次を狙うとしたら大手航空会社のNALの買収だと思うんだけど、どうだろう?」
「NALですか?」
「ああ、あそこもNRと同じく今まで半官半民企業だったから、危機感はあんまりないけど、現状結構やばいはずなんだよね」
”前”では平成22年(2010年)の1月に2兆3,000億円という事業会社としては戦後最大の負債を抱えて、会社更生法の適用を申請し、事実上倒産している。

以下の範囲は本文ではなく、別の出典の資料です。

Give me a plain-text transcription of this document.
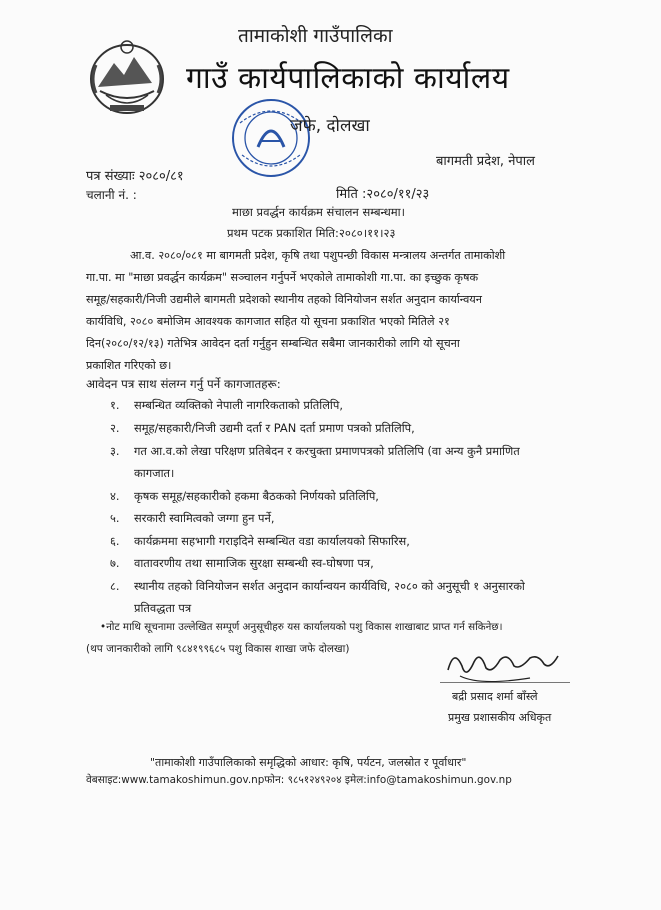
तामाकोशी गाउँपालिका
गाउँ कार्यपालिकाको कार्यालय
जफे, दोलखा
बागमती प्रदेश, नेपाल
पत्र संख्याः २०८०/८१
चलानी नं. :	मिति :२०८०/११/२३
माछा प्रवर्द्धन कार्यक्रम संचालन सम्बन्धमा।
प्रथम पटक प्रकाशित मिति:२०८०।११।२३
आ.व. २०८०/०८१ मा बागमती प्रदेश, कृषि तथा पशुपन्छी विकास मन्त्रालय अन्तर्गत तामाकोशी
गा.पा. मा "माछा प्रवर्द्धन कार्यक्रम" सञ्चालन गर्नुपर्ने भएकोले तामाकोशी गा.पा. का इच्छुक कृषक
समूह/सहकारी/निजी उद्यमीले बागमती प्रदेशको स्थानीय तहको विनियोजन सर्शत अनुदान कार्यान्वयन
कार्यविधि, २०८० बमोजिम आवश्यक कागजात सहित यो सूचना प्रकाशित भएको मितिले २१
दिन(२०८०/१२/१३) गतेभित्र आवेदन दर्ता गर्नुहुन सम्बन्धित सबैमा जानकारीको लागि यो सूचना
प्रकाशित गरिएको छ।
आवेदन पत्र साथ संलग्न गर्नु पर्ने कागजातहरू:
१. सम्बन्धित व्यक्तिको नेपाली नागरिकताको प्रतिलिपि,
२. समूह/सहकारी/निजी उद्यमी दर्ता र PAN दर्ता प्रमाण पत्रको प्रतिलिपि,
३. गत आ.व.को लेखा परिक्षण प्रतिबेदन र करचुक्ता प्रमाणपत्रको प्रतिलिपि (वा अन्य कुनै प्रमाणित
कागजात।
४. कृषक समूह/सहकारीको हकमा बैठकको निर्णयको प्रतिलिपि,
५. सरकारी स्वामित्वको जग्गा हुन पर्ने,
६. कार्यक्रममा सहभागी गराइदिने सम्बन्धित वडा कार्यालयको सिफारिस,
७. वातावरणीय तथा सामाजिक सुरक्षा सम्बन्धी स्व-घोषणा पत्र,
८. स्थानीय तहको विनियोजन सर्शत अनुदान कार्यान्वयन कार्यविधि, २०८० को अनुसूची १ अनुसारको
प्रतिवद्धता पत्र
•नोट माथि सूचनामा उल्लेखित सम्पूर्ण अनुसूचीहरु यस कार्यालयको पशु विकास शाखाबाट प्राप्त गर्न सकिनेछ।
(थप जानकारीको लागि ९८४१९९६८५ पशु विकास शाखा जफे दोलखा)
बद्री प्रसाद शर्मा बाँस्ले
प्रमुख प्रशासकीय अधिकृत
"तामाकोशी गाउँपालिकाको समृद्धिको आधार: कृषि, पर्यटन, जलस्रोत र पूर्वाधार"
वेबसाइट:www.tamakoshimun.gov.npफोन: ९८५१२४९२०४ इमेल:info@tamakoshimun.gov.np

1980年代に入り、好調な日本経済の状況によりそれまでよりも円高が進んだことや、国際線における競争が激化したことに伴い、航空運賃が下がったことなどから日本人の海外渡航が飛躍的に増加したことで、NALはパオーイング747の最新型かつ当時において世界最大の旅客機である-300 (SUD)と同-300SRの追加発注を相次いで行い、世界最大のカスタマーとなった。
実際に1983年度の「世界の民間航空会社の輸送実績統計」では、旅客と貨物を含めた国際線定期輸送実績で、世界第1位になった実績もある。
しかし、その一方で、昭和57年(1982年)には、機長が故意に墜落させた「羽田沖墜落事故」が発生し、昭和60年(1985年)には、パオーイングのずさんなメンテナンス体制が明るみに出たこともあって、これによる利用客の減少もあり、業績は悪化した。
さらに、この年に「航空憲法」ともいわれた「45/47体制」が廃止されて国内ローカル線への就航も可能になったが、逆に国際線ヘ他社の参入などもあり、新型機であるパオーイング767型機などの新規導入や、価格競争が進む。
そして民営化後には、事業の多角化が進むのだが、無理な投資や、燃料の先物取引の失敗などの経営判断のミス、過激な労働組合活動に後押しされた人件費の高騰などの様々な悪条件が重なり、1992年度決算では538億円という巨額の経常損失を計上していたりする。
「では、さっそく状況を調べてみましょう。
ただ買収金額が一体いくら程度になるか予想が現状ではつきませんが」
「まあ、無理そうなら同じく業績が厳しいらしい東亜国内航空の買収でもいいかな」
「では、そちらも検討しておきましょう」
実際には利益の追求と、インフラ確保を遂行する会社の両立は難しいのだがな。
航空路線がインフラとして絶対に必要であるのならば採算性が悪くても官営で行くべきだし、それが許されないのであれば不採算路線は切り捨てざるを得ない。
しかしながら日本航空は国際線と国内幹線を、全日空が国内幹線とローカル線、近距離チャーター線を、東亜国内航空が国内ローカル線を主に運航するよう定められたが、のちに日本航空と東亜国内航空が合併すると、不採算路線の統廃合を進められなかったのは、もともと半官半民企業で、運輸省航空局の幹部の天下り先でもあるからだ。
だが、そういう体質ばぶっ壊さないといけないはずなんだが。